How much control do we really need?

What are bad controls?

Orkhan Sariyev true
2024-06-06

Three sources of association

Many of us are control freaks. If you’ve decided to read this blog, you probably are one too. Applied researchers, especially those just starting out with observational data, are keen to control for variables they think relate to the outcome or exposure. To claim causality and avoid omitted variable bias, we’re often motivated to control for variables that feel very “close” to our variables of interest. But there’s a big problem here. You’ve heard it many times: correlation is not causation.

First, let’s understand the three sources of association because these help us identify good and bad controls:

  1. Confounder or common cause means that exposure (X) and outcome (Y) share a common cause (Z). This is visualized in Figure 1. Z affects X and Y, and introduces a non-causal association (induce spurious associations) between X and Y. In this cases, we have learned that we must control for Z. Here, controlling or conditioning on Z means that we block the spurious association and identify the causal effect of X on Y. Thus, Z is a good (i.e., necessary) control here.
Confounder

Figure 1: Confounder

  1. Collider means that exposure (X) and outcome (Y) share a common effect (Z). This is visualized in Figure 2. X and Y, both affect Z. Unlike the previous scenario, X and Y having effect on Z does not introduce association. In this case, our results would be biased if we control for Z; we would induce a non-causal association. Thus, Z is a bad control here. Do not control for Z!!!
Collider

Figure 2: Collider

  1. Mediator means that exposure (X) affects outcome of interest (Y) through the mediator (Z). If we control for Z, we block the association. Figure 3 visualizes a chain. Controlling for Z on this causal pathway stops the flow of association and results in overcontrol bias. Thus, Z is again a bad control. Again, do not control for Z!!!
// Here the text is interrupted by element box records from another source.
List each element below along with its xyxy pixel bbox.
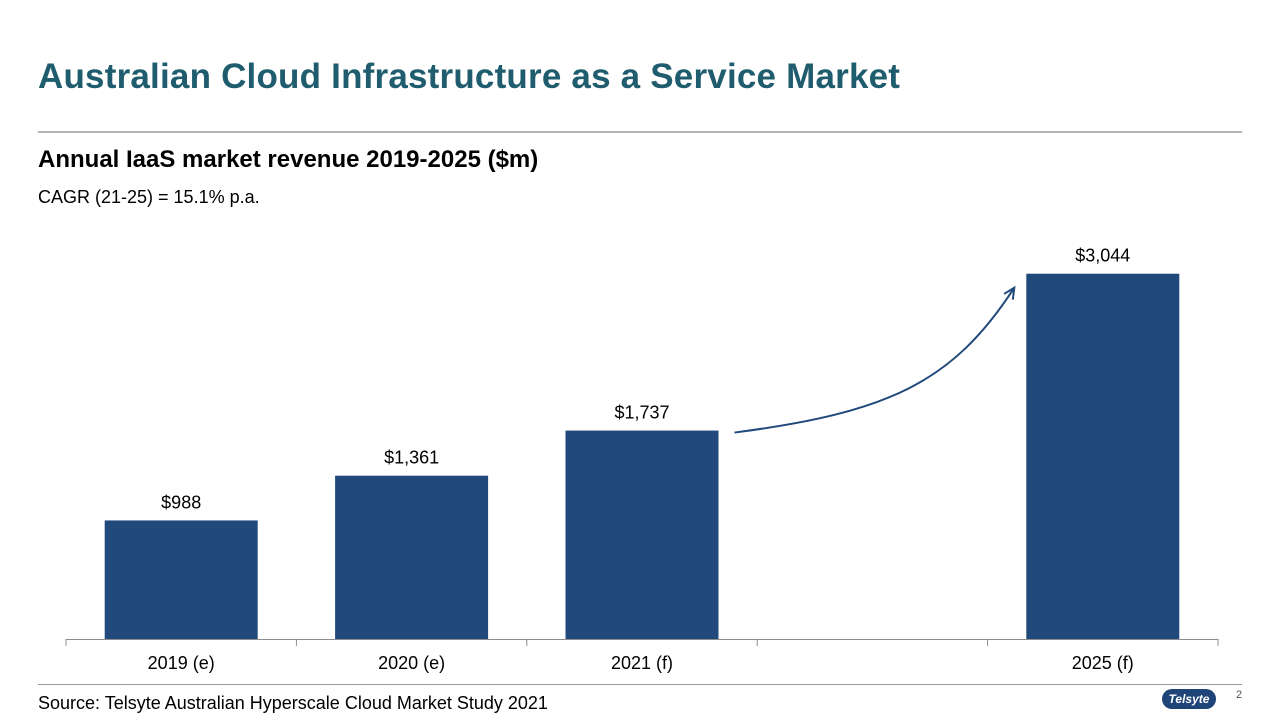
bar: [1026, 273, 1180, 639]
source-note: Source: Telsyte Australian Hyperscale Cl…: [38, 693, 548, 713]
x-tick-label: 2021 (f): [611, 653, 673, 673]
footer-divider: [38, 684, 1242, 685]
growth-arrow-head: [1003, 285, 1016, 300]
page-title: Australian Cloud Infrastructure as a Ser…: [38, 57, 901, 96]
x-tick-label: 2025 (f): [1072, 653, 1134, 673]
cagr-note: CAGR (21-25) = 15.1% p.a.: [38, 187, 260, 207]
data-label: $3,044: [1075, 246, 1130, 266]
growth-arrow: [734, 287, 1016, 434]
x-tick-label: 2020 (e): [378, 653, 445, 673]
chart-subtitle: Annual IaaS market revenue 2019-2025 ($m…: [38, 146, 539, 173]
bar: [104, 520, 258, 639]
data-label: $1,737: [614, 403, 669, 423]
page-number: 2: [1236, 689, 1243, 701]
bar: [565, 430, 719, 639]
telsyte-logo: Telsyte: [1162, 689, 1216, 709]
title-divider: [38, 131, 1242, 133]
data-label: $1,361: [384, 448, 439, 468]
bar: [335, 475, 489, 639]
data-label: $988: [161, 492, 201, 512]
x-tick-label: 2019 (e): [148, 653, 215, 673]
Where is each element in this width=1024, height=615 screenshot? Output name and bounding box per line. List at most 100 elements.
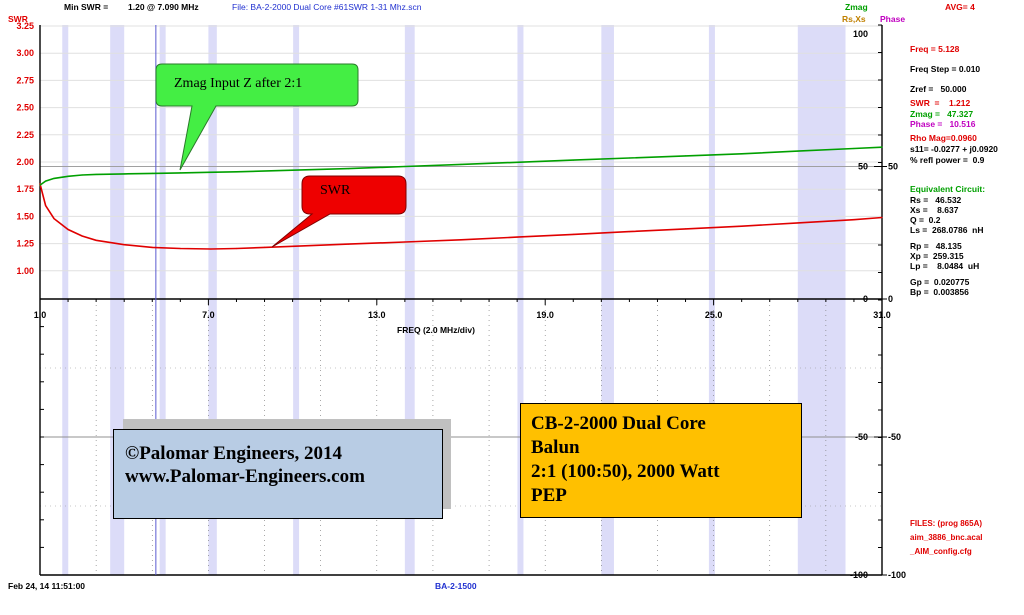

CAVEAT!!! Here, I’m assuming that the interest lies in the total effect of X on Y. Conditioning on Z is relevant if the researcher is interested in the controlled direct effect (CDE), which we commonly encounter in mediation analyses.

Mediator

Figure 3: Mediator

Neutral controls

Actually, not all controls must be good or bad. There are also neutral controls. Let’s start with a scenario where Z and X affect Y, but Z and X are not correlated. We assume no effect of X on Z or Z on X. In this case, Z is considered a neutral control. Controlling for Z does no harm, and likely to improve the precision of the effect estimate, because controlling for Z would reduce the variation of Y. This is visualized in Figure 4

Neutral control: good for precision

Figure 4: Neutral control: good for precision

I believe it is also necessary to highlight one more scenario (among many more possible), where Z determines exposure (X) but not the outcome of interest (Y). This is visualized in Figure 5. Although we may still consider Z as a neutral control (since it does not introduce any bias), unlike the previous scenario in Figure 4, this does harm the precision of the effect estimate we are interested to find.

Neutral control: bad for precision

Figure 5: Neutral control: bad for precision

It is important to mention that I have only covered the simplest scenarios and one can think of much more challenging scenarios, but for the sake of simplicity and basic understanding, I will leave it at this. I hope this is helpful.